As for the column fields, you cannot include those in the CSV. I’m not really sure how to do that in CSV? I would store the column fields in a separate CSV file.

Also, be ware that commas often appear in the JSON that Hail generates for non-scalar fields like the alleles list.

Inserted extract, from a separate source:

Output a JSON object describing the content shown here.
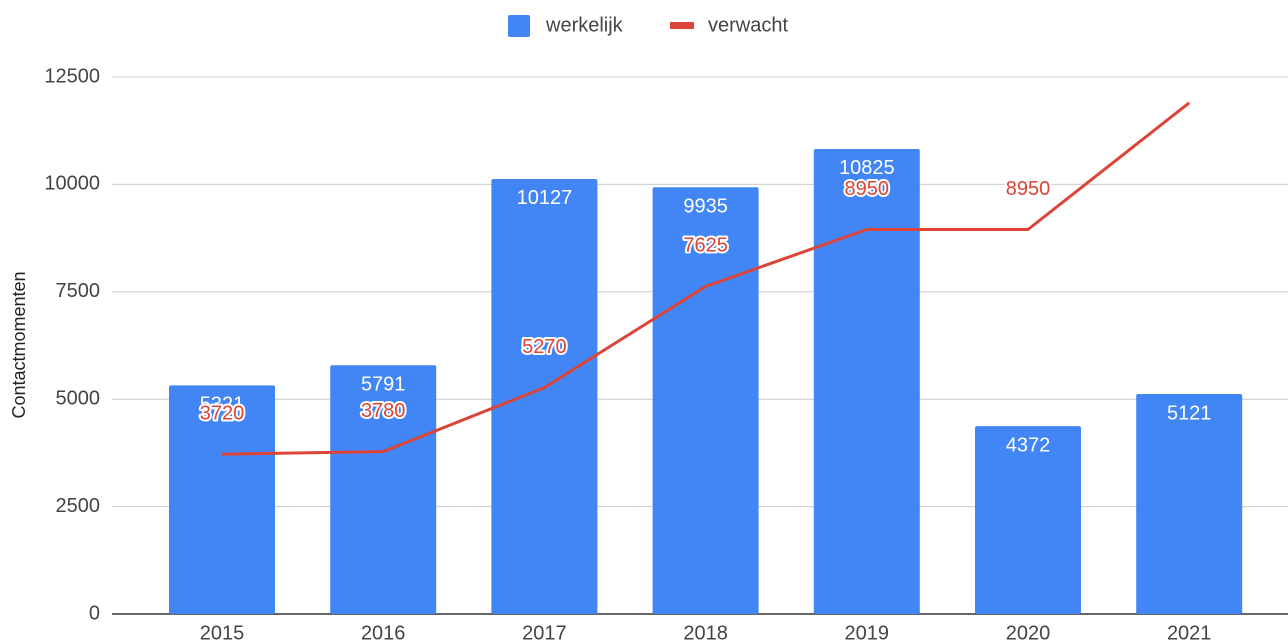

Thank you very much for your response

Traceback (most recent call last):
  File "transvcf.py", line 66, in <module>
    fire.Fire(VCF)
  File "/Users/jaden/miniconda3/envs/hail/lib/python3.7/site-packages/fire/core.py", line 141, in Fire
    component_trace = _Fire(component, args, parsed_flag_args, context, name)
  File "/Users/jaden/miniconda3/envs/hail/lib/python3.7/site-packages/fire/core.py", line 471, in _Fire
    target=component.__name__)
  File "/Users/jaden/miniconda3/envs/hail/lib/python3.7/site-packages/fire/core.py", line 681, in _CallAndUpdateTrace
    component = fn(*varargs, **kwargs)
  File "transvcf.py", line 50, in identify_AF
    dataset = hl.import_vcf(vcf, skip_invalid_loci = True, array_elements_required=False)
  File "<decorator-gen-1348>", line 2, in import_vcf
  File "/Users/jaden/miniconda3/envs/hail/lib/python3.7/site-packages/hail/typecheck/check.py", line 576, in wrapper
    args_, kwargs_ = check_all(__original_func, args, kwargs, checkers, is_method=is_method)
  File "/Users/jaden/miniconda3/envs/hail/lib/python3.7/site-packages/hail/typecheck/check.py", line 543, in check_all
    args_.append(arg_check(args[i], name, arg_name, checker))
  File "/Users/jaden/miniconda3/envs/hail/lib/python3.7/site-packages/hail/typecheck/check.py", line 584, in arg_check
    return checker.check(arg, function_name, arg_name)
  File "/Users/jaden/miniconda3/envs/hail/lib/python3.7/site-packages/hail/typecheck/check.py", line 82, in check
    return tc.check(x, caller, param)
  File "/Users/jaden/miniconda3/envs/hail/lib/python3.7/site-packages/hail/typecheck/check.py", line 328, in check
    return f(tc.check(x, caller, param))
  File "/Users/jaden/miniconda3/envs/hail/lib/python3.7/site-packages/hail/genetics/reference_genome.py", line 10, in <lambda>
    reference_genome_type = oneof(transformed((str, lambda x: hl.get_reference(x))), rg_type)
  File "/Users/jaden/miniconda3/envs/hail/lib/python3.7/site-packages/hail/context.py", line 554, in get_reference
    Env.hc()
  File "/Users/jaden/miniconda3/envs/hail/lib/python3.7/site-packages/hail/utils/java.py", line 55, in hc
    init()
  File "<decorator-gen-1714>", line 2, in init
  File "/Users/jaden/miniconda3/envs/hail/lib/python3.7/site-packages/hail/typecheck/check.py", line 577, in wrapper
    return __original_func(*args_, **kwargs_)
  File "/Users/jaden/miniconda3/envs/hail/lib/python3.7/site-packages/hail/context.py", line 252, in init
    skip_logging_configuration, optimizer_iterations)
  File "/Users/jaden/miniconda3/envs/hail/lib/python3.7/site-packages/hail/backend/spark_backend.py", line 176, in __init__
    self._jbackend, log, True, append, branching_factor, skip_logging_configuration, optimizer_iterations)
  File "/Users/jaden/miniconda3/envs/hail/lib/python3.7/site-packages/py4j/java_gateway.py", line 1305, in __call__
    answer, self.gateway_client, self.target_id, self.name)
  File "/Users/jaden/miniconda3/envs/hail/lib/python3.7/site-packages/py4j/protocol.py", line 328, in get_return_value
    format(target_id, ".", name), value)
py4j.protocol.Py4JJavaError: An error occurred while calling z:is.hail.HailContext.apply.
: is.hail.utils.HailException: Hail requires Java

I had that error when running hail, I do not understand it or know how to fix it, can anybody help. Thank you

Did you install Java? It’s listed in our installation instructions: Hail | Installing Hail

Yes i have using the instructions. Still returning the error

This looks like it’s missing part of the message. It should say something like:

Hail requires Java 8 or 11, found 12

What version of java (java -version) do you have installed?